Now I hasten to add, I hadn’t myself

planned to go bird watching.

Maddy and I decided to go down the 25th Wedding Anniversary of good friends of ours from Oxford, Sally and Francis Prittie.

What I didn’t realise was that Francis was an avid bird watcher.

And for part of their silver wedding celebrations, he had organised a group of us to go bird watching.

I spent the week trying to find any excuse to get out of bird watching.

But I couldn’t find a good excuse - so off bird watching I rather reluctantly went.

However, once we got to the hide on Pinkhill Reserve, I found it fascinating watching the common terns, the teal (small ducks), Canada geese with goslings, Coots and Cormorants.

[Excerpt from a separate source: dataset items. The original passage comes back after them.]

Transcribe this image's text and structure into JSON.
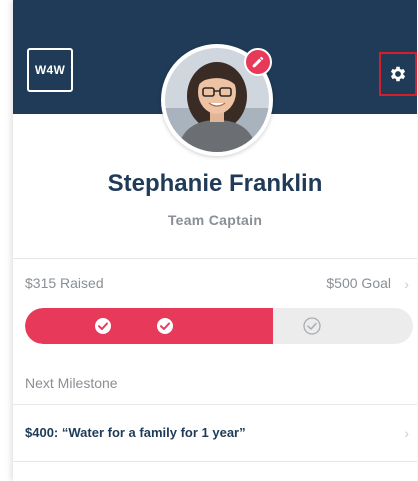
{
  "header": {
    "logo_text": "W4W",
    "settings_icon": "gear-icon",
    "background_color": "#1f3b57"
  },
  "profile": {
    "name": "Stephanie Franklin",
    "role": "Team Captain",
    "edit_icon": "pencil-icon"
  },
  "fundraising": {
    "raised_label": "$315 Raised",
    "goal_label": "$500 Goal",
    "progress_fraction": 0.64,
    "milestones": [
      {
        "position_fraction": 0.2,
        "completed": true
      },
      {
        "position_fraction": 0.36,
        "completed": true
      },
      {
        "position_fraction": 0.74,
        "completed": false
      }
    ],
    "accent_color": "#e7395a"
  },
  "next_milestone": {
    "label": "Next Milestone",
    "text": "$400: “Water for a family for 1 year”"
  }
}
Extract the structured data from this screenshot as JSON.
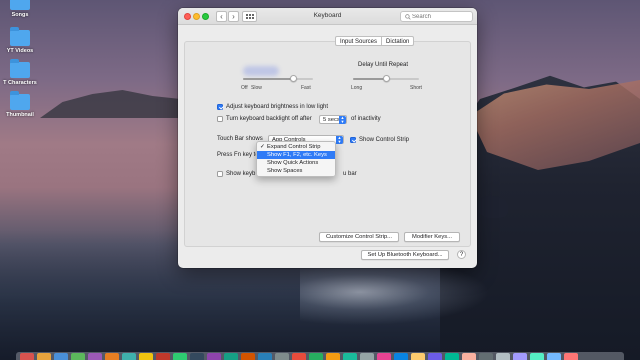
{
  "desktop": {
    "items": [
      {
        "label": "Songs"
      },
      {
        "label": "YT Videos"
      },
      {
        "label": "T Characters"
      },
      {
        "label": "Thumbnail"
      }
    ]
  },
  "window": {
    "title": "Keyboard",
    "search_placeholder": "Search",
    "tabs": [
      "Input Sources",
      "Dictation"
    ],
    "key_repeat": {
      "min_label": "Off",
      "slow_label": "Slow",
      "max_label": "Fast",
      "value": 0.72
    },
    "delay_until_repeat": {
      "label": "Delay Until Repeat",
      "min_label": "Long",
      "max_label": "Short",
      "value": 0.5
    },
    "adjust_brightness": {
      "label": "Adjust keyboard brightness in low light",
      "checked": true
    },
    "backlight_off": {
      "label": "Turn keyboard backlight off after",
      "checked": false,
      "duration": "5 secs",
      "suffix": "of inactivity"
    },
    "touch_bar": {
      "label": "Touch Bar shows",
      "value": "App Controls",
      "show_control_strip_label": "Show Control Strip",
      "show_control_strip_checked": true
    },
    "fn_key": {
      "label": "Press Fn key to",
      "menu_options": [
        {
          "label": "Expand Control Strip",
          "checked": true,
          "highlighted": false
        },
        {
          "label": "Show F1, F2, etc. Keys",
          "checked": false,
          "highlighted": true
        },
        {
          "label": "Show Quick Actions",
          "checked": false,
          "highlighted": false
        },
        {
          "label": "Show Spaces",
          "checked": false,
          "highlighted": false
        }
      ]
    },
    "show_viewers": {
      "label_left": "Show keyb",
      "label_right": "u bar",
      "checked": false
    },
    "buttons": {
      "customize": "Customize Control Strip...",
      "modifier": "Modifier Keys...",
      "bluetooth": "Set Up Bluetooth Keyboard...",
      "help": "?"
    }
  },
  "colors": {
    "accent": "#2f7bf6",
    "close": "#ff5f57",
    "minimize": "#ffbd2e",
    "zoom": "#28c940"
  },
  "dock": {
    "apps": [
      "#d9534f",
      "#e8a33d",
      "#4a90d9",
      "#5cb85c",
      "#9b59b6",
      "#e67e22",
      "#3fb0ac",
      "#f1c40f",
      "#c0392b",
      "#2ecc71",
      "#34495e",
      "#8e44ad",
      "#16a085",
      "#d35400",
      "#2980b9",
      "#7f8c8d",
      "#e74c3c",
      "#27ae60",
      "#f39c12",
      "#1abc9c",
      "#95a5a6",
      "#e84393",
      "#0984e3",
      "#fdcb6e",
      "#6c5ce7",
      "#00b894",
      "#fab1a0",
      "#636e72",
      "#b2bec3",
      "#a29bfe",
      "#55efc4",
      "#74b9ff",
      "#ff7675"
    ]
  }
}
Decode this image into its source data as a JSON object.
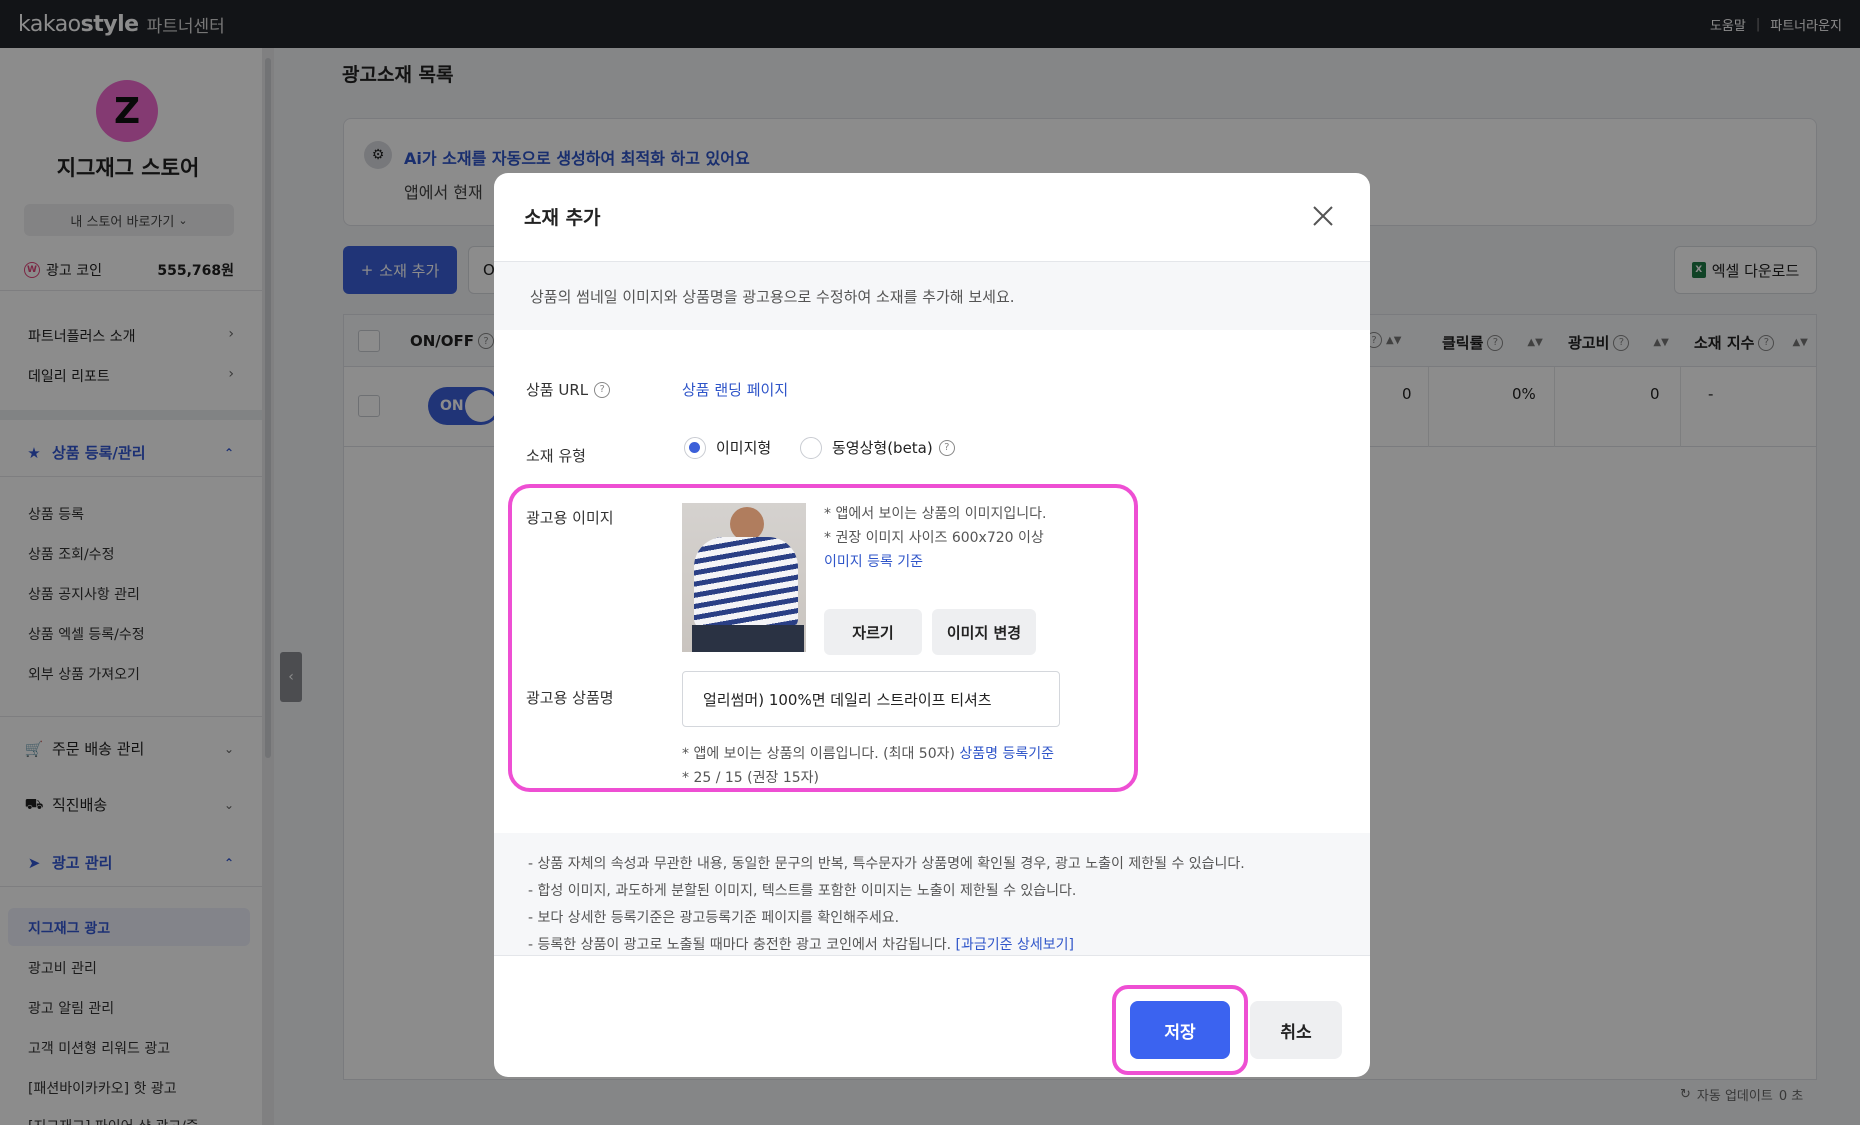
{
  "topbar": {
    "brand_light": "kakao",
    "brand_bold": "style",
    "brand_sub": "파트너센터",
    "links": [
      "도움말",
      "파트너라운지"
    ],
    "separator": "|"
  },
  "sidebar": {
    "store_initial": "Z",
    "store_name": "지그재그 스토어",
    "goto_label": "내 스토어 바로가기",
    "coin_icon": "W",
    "coin_label": "광고 코인",
    "coin_value": "555,768원",
    "links": [
      "파트너플러스 소개",
      "데일리 리포트"
    ],
    "sections": {
      "product": {
        "label": "상품 등록/관리",
        "items": [
          "상품 등록",
          "상품 조회/수정",
          "상품 공지사항 관리",
          "상품 엑셀 등록/수정",
          "외부 상품 가져오기"
        ]
      },
      "order": {
        "label": "주문 배송 관리"
      },
      "direct": {
        "label": "직진배송"
      },
      "ads": {
        "label": "광고 관리",
        "items": [
          "지그재그 광고",
          "광고비 관리",
          "광고 알림 관리",
          "고객 미션형 리워드 광고",
          "[패션바이카카오] 핫 광고",
          "[지그재그] 파이어 샷 광고/중"
        ]
      }
    }
  },
  "main": {
    "title": "광고소재 목록",
    "ai_title": "Ai가 소재를 자동으로 생성하여 최적화 하고 있어요",
    "ai_desc": "앱에서 현재",
    "add_button": "소재 추가",
    "add_plus": "+",
    "partial_button": "O",
    "excel_button": "엑셀 다운로드",
    "excel_icon": "X",
    "table": {
      "headers": {
        "onoff": "ON/OFF",
        "ctr": "클릭률",
        "cost": "광고비",
        "index": "소재 지수"
      },
      "row": {
        "toggle": "ON",
        "col_a": "0",
        "ctr": "0%",
        "cost": "0",
        "index": "-"
      }
    },
    "auto_update": "자동 업데이트",
    "auto_update_value": "0 초"
  },
  "modal": {
    "title": "소재 추가",
    "intro": "상품의 썸네일 이미지와 상품명을 광고용으로 수정하여 소재를 추가해 보세요.",
    "url_label": "상품 URL",
    "url_link": "상품 랜딩 페이지",
    "type_label": "소재 유형",
    "type_options": [
      "이미지형",
      "동영상형(beta)"
    ],
    "type_selected": "이미지형",
    "image_label": "광고용 이미지",
    "image_notes": [
      "* 앱에서 보이는 상품의 이미지입니다.",
      "* 권장 이미지 사이즈 600x720 이상"
    ],
    "image_guide_link": "이미지 등록 기준",
    "crop_button": "자르기",
    "change_button": "이미지 변경",
    "name_label": "광고용 상품명",
    "name_value": "얼리썸머) 100%면 데일리 스트라이프 티셔츠",
    "name_note": "* 앱에 보이는 상품의 이름입니다. (최대 50자)",
    "name_guide_link": "상품명 등록기준",
    "name_count": "* 25 / 15 (권장 15자)",
    "notices": [
      "- 상품 자체의 속성과 무관한 내용, 동일한 문구의 반복, 특수문자가 상품명에 확인될 경우, 광고 노출이 제한될 수 있습니다.",
      "- 합성 이미지, 과도하게 분할된 이미지, 텍스트를 포함한 이미지는 노출이 제한될 수 있습니다.",
      "- 보다 상세한 등록기준은 광고등록기준 페이지를 확인해주세요."
    ],
    "notice_last": "- 등록한 상품이 광고로 노출될 때마다 충전한 광고 코인에서 차감됩니다.",
    "notice_last_link": "[과금기준 상세보기]",
    "save_button": "저장",
    "cancel_button": "취소"
  },
  "colors": {
    "accent": "#3b5fd9",
    "highlight": "#ee4fd3",
    "topbar": "#22252b",
    "avatar": "#f06bd0"
  }
}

And after an hour when Francis said,” let’s go” I felt like saying: What do you mean - I want to stay!!

I wanted to ABIDE in the hide!

And as I thought about it, I realised that my bird watching experience was a parable about abiding in Christ.

How often do we feel that it is a drag to go to pray.

We are too busy for that.

Yet may I commend it to you.

Spending time with Jesus – Abiding with Jesus - can be very rewarding. And you might find yourself, as I did last weekend in the hide – not wanting to leave.

If we take time to abide with Christ, we will have time to listen – as the hymn writer John G Whittier put it - to that “still small voice of calm” (in the hymn “Dear Lord and Father of mankind” - v. 5).